Decenas de capitalinos marcharon hoy por las calles de Managua para protestar contra las sanciones penales y multas dictadas por el Parlamento para todas aquellas personas naturales o jurídicas que roben agua, energía eléctrica o telefonía.
La marcha, convocada por el Movimiento Comunal, no gubernamental e integrado por miembros de la sociedad civil, se realizó sin ningún incidente y custodiado por oficiales de seguridad.
Orlando Ortega, dirigente de ese comité popular, explicó que el objetivo de esa demostración popular es para rechazar las multas de hasta cinco mil córdobas (275 dólares) al mes, aprobadas por la Asamblea Nacional en sesión plenaria del 8 de marzo pasado, contra los que roben agua potable, electricidad o telefonía.
Las personas o empresas privadas que "roben" menos de 275 dólares en el consumo mensual de uno de esos servicios públicos también serán sancionadas, con multas que pueden incluso duplicar la cantidad del fraude cometido, pero en estos casos no se establecen castigos penales.
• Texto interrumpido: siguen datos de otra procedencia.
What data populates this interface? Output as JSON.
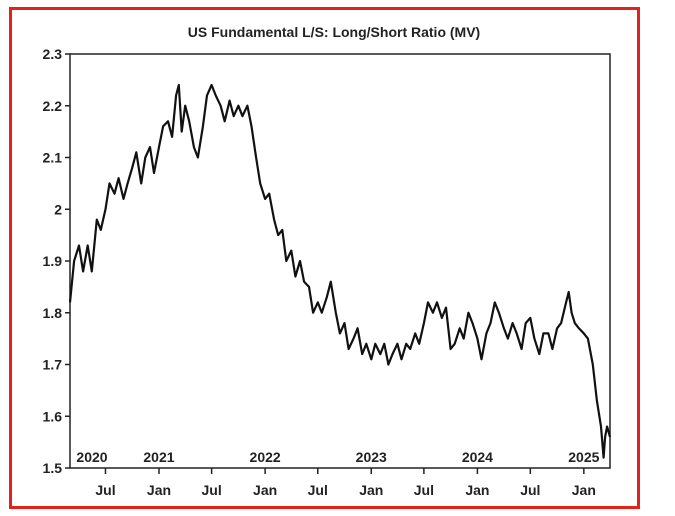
{
  "colors": {
    "frame": "#e3221c",
    "line": "#111111",
    "axis": "#222222",
    "background": "#ffffff"
  },
  "chart_data": {
    "type": "line",
    "title": "US Fundamental L/S: Long/Short Ratio (MV)",
    "xlabel": "",
    "ylabel": "",
    "ylim": [
      1.5,
      2.3
    ],
    "xlim": [
      "2020-03-01",
      "2025-04-01"
    ],
    "grid": false,
    "legend": "none",
    "y_ticks": [
      "1.5",
      "1.6",
      "1.7",
      "1.8",
      "1.9",
      "2",
      "2.1",
      "2.2",
      "2.3"
    ],
    "x_month_ticks": [
      {
        "date": "2020-07-01",
        "label": "Jul"
      },
      {
        "date": "2021-01-01",
        "label": "Jan"
      },
      {
        "date": "2021-07-01",
        "label": "Jul"
      },
      {
        "date": "2022-01-01",
        "label": "Jan"
      },
      {
        "date": "2022-07-01",
        "label": "Jul"
      },
      {
        "date": "2023-01-01",
        "label": "Jan"
      },
      {
        "date": "2023-07-01",
        "label": "Jul"
      },
      {
        "date": "2024-01-01",
        "label": "Jan"
      },
      {
        "date": "2024-07-01",
        "label": "Jul"
      },
      {
        "date": "2025-01-01",
        "label": "Jan"
      }
    ],
    "x_year_labels": [
      {
        "date": "2020-01-01",
        "label": "2020"
      },
      {
        "date": "2021-01-01",
        "label": "2021"
      },
      {
        "date": "2022-01-01",
        "label": "2022"
      },
      {
        "date": "2023-01-01",
        "label": "2023"
      },
      {
        "date": "2024-01-01",
        "label": "2024"
      },
      {
        "date": "2025-01-01",
        "label": "2025"
      }
    ],
    "series": [
      {
        "points": [
          [
            "2020-03-01",
            1.82
          ],
          [
            "2020-03-15",
            1.9
          ],
          [
            "2020-04-01",
            1.93
          ],
          [
            "2020-04-15",
            1.88
          ],
          [
            "2020-05-01",
            1.93
          ],
          [
            "2020-05-15",
            1.88
          ],
          [
            "2020-06-01",
            1.98
          ],
          [
            "2020-06-15",
            1.96
          ],
          [
            "2020-07-01",
            2.0
          ],
          [
            "2020-07-15",
            2.05
          ],
          [
            "2020-08-01",
            2.03
          ],
          [
            "2020-08-15",
            2.06
          ],
          [
            "2020-09-01",
            2.02
          ],
          [
            "2020-09-15",
            2.05
          ],
          [
            "2020-10-01",
            2.08
          ],
          [
            "2020-10-15",
            2.11
          ],
          [
            "2020-11-01",
            2.05
          ],
          [
            "2020-11-15",
            2.1
          ],
          [
            "2020-12-01",
            2.12
          ],
          [
            "2020-12-15",
            2.07
          ],
          [
            "2021-01-01",
            2.12
          ],
          [
            "2021-01-15",
            2.16
          ],
          [
            "2021-02-01",
            2.17
          ],
          [
            "2021-02-15",
            2.14
          ],
          [
            "2021-03-01",
            2.22
          ],
          [
            "2021-03-10",
            2.24
          ],
          [
            "2021-03-20",
            2.15
          ],
          [
            "2021-04-01",
            2.2
          ],
          [
            "2021-04-15",
            2.17
          ],
          [
            "2021-05-01",
            2.12
          ],
          [
            "2021-05-15",
            2.1
          ],
          [
            "2021-06-01",
            2.16
          ],
          [
            "2021-06-15",
            2.22
          ],
          [
            "2021-07-01",
            2.24
          ],
          [
            "2021-07-15",
            2.22
          ],
          [
            "2021-08-01",
            2.2
          ],
          [
            "2021-08-15",
            2.17
          ],
          [
            "2021-09-01",
            2.21
          ],
          [
            "2021-09-15",
            2.18
          ],
          [
            "2021-10-01",
            2.2
          ],
          [
            "2021-10-15",
            2.18
          ],
          [
            "2021-11-01",
            2.2
          ],
          [
            "2021-11-15",
            2.16
          ],
          [
            "2021-12-01",
            2.1
          ],
          [
            "2021-12-15",
            2.05
          ],
          [
            "2022-01-01",
            2.02
          ],
          [
            "2022-01-15",
            2.03
          ],
          [
            "2022-02-01",
            1.98
          ],
          [
            "2022-02-15",
            1.95
          ],
          [
            "2022-03-01",
            1.96
          ],
          [
            "2022-03-15",
            1.9
          ],
          [
            "2022-04-01",
            1.92
          ],
          [
            "2022-04-15",
            1.87
          ],
          [
            "2022-05-01",
            1.9
          ],
          [
            "2022-05-15",
            1.86
          ],
          [
            "2022-06-01",
            1.85
          ],
          [
            "2022-06-15",
            1.8
          ],
          [
            "2022-07-01",
            1.82
          ],
          [
            "2022-07-15",
            1.8
          ],
          [
            "2022-08-01",
            1.83
          ],
          [
            "2022-08-15",
            1.86
          ],
          [
            "2022-09-01",
            1.8
          ],
          [
            "2022-09-15",
            1.76
          ],
          [
            "2022-10-01",
            1.78
          ],
          [
            "2022-10-15",
            1.73
          ],
          [
            "2022-11-01",
            1.75
          ],
          [
            "2022-11-15",
            1.77
          ],
          [
            "2022-12-01",
            1.72
          ],
          [
            "2022-12-15",
            1.74
          ],
          [
            "2023-01-01",
            1.71
          ],
          [
            "2023-01-15",
            1.74
          ],
          [
            "2023-02-01",
            1.72
          ],
          [
            "2023-02-15",
            1.74
          ],
          [
            "2023-03-01",
            1.7
          ],
          [
            "2023-03-15",
            1.72
          ],
          [
            "2023-04-01",
            1.74
          ],
          [
            "2023-04-15",
            1.71
          ],
          [
            "2023-05-01",
            1.74
          ],
          [
            "2023-05-15",
            1.73
          ],
          [
            "2023-06-01",
            1.76
          ],
          [
            "2023-06-15",
            1.74
          ],
          [
            "2023-07-01",
            1.78
          ],
          [
            "2023-07-15",
            1.82
          ],
          [
            "2023-08-01",
            1.8
          ],
          [
            "2023-08-15",
            1.82
          ],
          [
            "2023-09-01",
            1.79
          ],
          [
            "2023-09-15",
            1.81
          ],
          [
            "2023-10-01",
            1.73
          ],
          [
            "2023-10-15",
            1.74
          ],
          [
            "2023-11-01",
            1.77
          ],
          [
            "2023-11-15",
            1.75
          ],
          [
            "2023-12-01",
            1.8
          ],
          [
            "2023-12-15",
            1.78
          ],
          [
            "2024-01-01",
            1.75
          ],
          [
            "2024-01-15",
            1.71
          ],
          [
            "2024-02-01",
            1.76
          ],
          [
            "2024-02-15",
            1.78
          ],
          [
            "2024-03-01",
            1.82
          ],
          [
            "2024-03-15",
            1.8
          ],
          [
            "2024-04-01",
            1.77
          ],
          [
            "2024-04-15",
            1.75
          ],
          [
            "2024-05-01",
            1.78
          ],
          [
            "2024-05-15",
            1.76
          ],
          [
            "2024-06-01",
            1.73
          ],
          [
            "2024-06-15",
            1.78
          ],
          [
            "2024-07-01",
            1.79
          ],
          [
            "2024-07-15",
            1.75
          ],
          [
            "2024-08-01",
            1.72
          ],
          [
            "2024-08-15",
            1.76
          ],
          [
            "2024-09-01",
            1.76
          ],
          [
            "2024-09-15",
            1.73
          ],
          [
            "2024-10-01",
            1.77
          ],
          [
            "2024-10-15",
            1.78
          ],
          [
            "2024-11-01",
            1.82
          ],
          [
            "2024-11-10",
            1.84
          ],
          [
            "2024-11-20",
            1.8
          ],
          [
            "2024-12-01",
            1.78
          ],
          [
            "2024-12-15",
            1.77
          ],
          [
            "2025-01-01",
            1.76
          ],
          [
            "2025-01-15",
            1.75
          ],
          [
            "2025-02-01",
            1.7
          ],
          [
            "2025-02-15",
            1.63
          ],
          [
            "2025-03-01",
            1.58
          ],
          [
            "2025-03-10",
            1.52
          ],
          [
            "2025-03-15",
            1.56
          ],
          [
            "2025-03-22",
            1.58
          ],
          [
            "2025-04-01",
            1.56
          ]
        ]
      }
    ]
  }
}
No obstante, el dirigente comunal admitió que la marcha en Managua no contó con el respaldo popular esperado.
El Movimiento Comunal esperaba movilizar en esta demostración a entre 800 y 1.000 personas, sólo de barrios de Managua, sin embargo, diversas fuentes calculan que a lo sumo marcharon unas 200 personas en esta capital.
La marcha salió de la rotonda de Metrocentro y terminó frente a las instalaciones del edificio Pellas, centro de Managua, donde está ubicada la oficina de la empresa española Unión Fenosa, la encargada de distribuir la energía, ante la cual pidieron que "se vaya" de Nicaragua y la re-nacionalización de los servicios básicos.
Ortega dijo que, con motivo del Día Mundial del Agua, también se realizaron movilizaciones de pobladores en las cabeceras del país para rechazar la cárcel por robo de agua y energía.